2011-11-27

All those SQLite databases...

Many current application use the SQLite database for tracking information; this includes F-Spot, Banshee, Hamster, Evolution, and others.  Even the WebKit component uses SQLite [you might be surprised to discover ~/.local/share/webkit/databases].  It is wonderfully efficient that there is one common local data storage technique all these applications can use,  especially since it is one that is managable using a universally known dialect [SQL]. But there is a dark-side to SQLite.  Much like old Dbase databases it needs to be vacuumed.  And how reliably are all those applications providing their little databases with the required affection?  Also, do you trust those lazy developers to have dealt with the condition of a corrupted database?   If an application hangs, or is slow, or doesn't open... maybe that little database is corrupted?
Aside: As a system administrator for almost two decades I do not trust developers. They still put error messages in applications like "File not found!".  Argh!

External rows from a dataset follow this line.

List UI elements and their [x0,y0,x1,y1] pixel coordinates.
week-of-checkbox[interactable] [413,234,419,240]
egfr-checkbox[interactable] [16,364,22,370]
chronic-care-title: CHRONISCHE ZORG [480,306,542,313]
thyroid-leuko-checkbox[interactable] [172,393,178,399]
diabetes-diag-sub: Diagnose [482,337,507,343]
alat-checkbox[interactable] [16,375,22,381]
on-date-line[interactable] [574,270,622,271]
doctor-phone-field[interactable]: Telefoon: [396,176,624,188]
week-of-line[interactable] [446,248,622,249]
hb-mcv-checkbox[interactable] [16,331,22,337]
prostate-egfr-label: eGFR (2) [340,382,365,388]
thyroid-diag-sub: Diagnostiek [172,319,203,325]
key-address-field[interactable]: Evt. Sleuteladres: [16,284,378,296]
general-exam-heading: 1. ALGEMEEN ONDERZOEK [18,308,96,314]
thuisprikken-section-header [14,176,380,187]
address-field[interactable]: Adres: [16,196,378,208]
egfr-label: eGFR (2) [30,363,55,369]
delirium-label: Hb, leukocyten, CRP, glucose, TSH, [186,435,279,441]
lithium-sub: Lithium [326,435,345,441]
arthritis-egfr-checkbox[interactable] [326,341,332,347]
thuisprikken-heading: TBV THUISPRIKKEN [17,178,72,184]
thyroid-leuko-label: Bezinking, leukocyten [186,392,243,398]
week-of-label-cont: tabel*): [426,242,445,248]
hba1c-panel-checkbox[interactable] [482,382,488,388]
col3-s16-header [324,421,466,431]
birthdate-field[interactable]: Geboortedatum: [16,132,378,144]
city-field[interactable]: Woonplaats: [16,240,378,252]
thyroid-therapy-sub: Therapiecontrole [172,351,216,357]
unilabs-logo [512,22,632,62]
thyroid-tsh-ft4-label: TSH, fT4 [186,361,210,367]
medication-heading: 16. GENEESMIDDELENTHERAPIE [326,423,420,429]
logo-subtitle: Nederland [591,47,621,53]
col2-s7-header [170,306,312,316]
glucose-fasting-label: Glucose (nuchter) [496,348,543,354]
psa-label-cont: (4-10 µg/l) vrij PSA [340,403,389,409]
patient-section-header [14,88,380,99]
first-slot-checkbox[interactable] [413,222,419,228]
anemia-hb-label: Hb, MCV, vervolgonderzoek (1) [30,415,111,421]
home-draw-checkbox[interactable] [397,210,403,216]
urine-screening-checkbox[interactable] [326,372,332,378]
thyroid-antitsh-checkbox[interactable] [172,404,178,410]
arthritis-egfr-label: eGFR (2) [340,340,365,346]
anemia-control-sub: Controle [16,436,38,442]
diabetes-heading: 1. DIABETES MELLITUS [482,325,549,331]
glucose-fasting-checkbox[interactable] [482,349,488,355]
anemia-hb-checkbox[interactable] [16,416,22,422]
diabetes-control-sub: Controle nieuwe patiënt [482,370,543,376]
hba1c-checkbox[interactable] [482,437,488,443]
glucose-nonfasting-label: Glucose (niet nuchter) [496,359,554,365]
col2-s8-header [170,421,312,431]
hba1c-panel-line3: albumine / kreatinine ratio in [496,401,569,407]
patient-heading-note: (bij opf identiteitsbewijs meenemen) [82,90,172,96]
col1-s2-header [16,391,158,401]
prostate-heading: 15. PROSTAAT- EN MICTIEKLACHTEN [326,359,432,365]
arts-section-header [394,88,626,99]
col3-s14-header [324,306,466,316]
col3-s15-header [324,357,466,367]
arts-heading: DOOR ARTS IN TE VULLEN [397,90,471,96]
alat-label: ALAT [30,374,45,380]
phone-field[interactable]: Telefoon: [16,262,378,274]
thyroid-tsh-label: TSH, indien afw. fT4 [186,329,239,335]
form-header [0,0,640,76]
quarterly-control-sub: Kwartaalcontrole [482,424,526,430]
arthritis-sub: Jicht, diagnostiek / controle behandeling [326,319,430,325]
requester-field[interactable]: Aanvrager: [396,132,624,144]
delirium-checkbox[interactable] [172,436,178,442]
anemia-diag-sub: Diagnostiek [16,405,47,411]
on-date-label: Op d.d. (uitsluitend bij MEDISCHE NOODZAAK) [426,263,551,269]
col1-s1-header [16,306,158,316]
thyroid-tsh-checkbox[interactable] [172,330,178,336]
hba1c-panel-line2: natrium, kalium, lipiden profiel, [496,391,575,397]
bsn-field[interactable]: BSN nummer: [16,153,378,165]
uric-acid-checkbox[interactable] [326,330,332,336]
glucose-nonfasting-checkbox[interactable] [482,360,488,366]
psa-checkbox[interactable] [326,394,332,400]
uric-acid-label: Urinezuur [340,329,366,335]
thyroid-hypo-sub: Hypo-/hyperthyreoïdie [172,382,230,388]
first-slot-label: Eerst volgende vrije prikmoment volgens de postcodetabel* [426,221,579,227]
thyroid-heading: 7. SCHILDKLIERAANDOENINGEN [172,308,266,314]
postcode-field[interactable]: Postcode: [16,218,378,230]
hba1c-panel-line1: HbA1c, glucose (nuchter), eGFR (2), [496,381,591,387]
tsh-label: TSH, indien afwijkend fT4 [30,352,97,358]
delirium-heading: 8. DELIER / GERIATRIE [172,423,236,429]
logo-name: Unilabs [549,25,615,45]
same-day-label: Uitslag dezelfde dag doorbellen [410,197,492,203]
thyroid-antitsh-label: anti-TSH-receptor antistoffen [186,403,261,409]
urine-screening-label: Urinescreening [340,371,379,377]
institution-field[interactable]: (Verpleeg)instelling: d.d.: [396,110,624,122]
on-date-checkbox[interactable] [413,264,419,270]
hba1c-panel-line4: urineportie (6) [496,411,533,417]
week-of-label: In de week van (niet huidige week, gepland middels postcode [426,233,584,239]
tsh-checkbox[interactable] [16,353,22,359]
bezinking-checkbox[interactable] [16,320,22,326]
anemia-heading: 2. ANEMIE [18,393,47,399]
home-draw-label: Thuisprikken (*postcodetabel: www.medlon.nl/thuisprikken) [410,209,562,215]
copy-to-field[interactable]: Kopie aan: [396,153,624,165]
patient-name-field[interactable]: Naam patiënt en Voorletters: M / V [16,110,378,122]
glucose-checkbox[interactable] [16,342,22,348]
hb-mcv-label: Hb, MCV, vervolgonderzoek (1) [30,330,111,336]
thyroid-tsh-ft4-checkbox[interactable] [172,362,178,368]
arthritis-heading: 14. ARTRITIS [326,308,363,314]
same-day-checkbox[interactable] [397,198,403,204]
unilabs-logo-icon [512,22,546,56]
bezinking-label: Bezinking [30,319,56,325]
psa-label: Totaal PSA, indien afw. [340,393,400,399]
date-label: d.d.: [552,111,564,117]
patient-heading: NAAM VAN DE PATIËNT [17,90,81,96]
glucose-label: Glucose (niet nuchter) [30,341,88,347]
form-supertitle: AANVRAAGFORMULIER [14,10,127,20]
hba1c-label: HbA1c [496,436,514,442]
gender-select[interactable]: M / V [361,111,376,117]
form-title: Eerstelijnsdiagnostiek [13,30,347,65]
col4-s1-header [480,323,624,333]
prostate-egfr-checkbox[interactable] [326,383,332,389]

On the other hand SQLite provides a handy means of performing an integrity check on databases - the "PRAGMA integrity_check" command.  I've watched a few of these little databases and discovered that (a) they aren't often all that little, and (b) manually performing a VACUUM may dramatically reduce their on-disk size.  Both these facts indicate that developers are lazy and should not be trusted.
Note: in at least one of these cases the application has subsequently been improved. Developers do respond rather quickly when offered a blend of compliments spiced with bug reports.  No, I'm not going to name offending applications as that is too easily used as fodder by nattering nabobs.  And even the laziest Open Source developer is working harder than their proprietary brothers.
In light of this situation my solution is a hack - a Python script [download] that crawls around looking for SQLite databases.  First the script attempts to open the database in exclusive mode, then it performs an integrity check, and if that succeeds it performs a vacuum operation.  Currently it looks for databases in "~/.local/share" [where it will find databases managed by application appropriately following the XDG specification], "~/.cache", "~/.pki", "~/.rcc", and "~/.config".
Download the script and run it. Worst thing that happens is that it accomplishes nothing.  On the other hand it might recover some disk space, improve application performance, or reveal a busted database.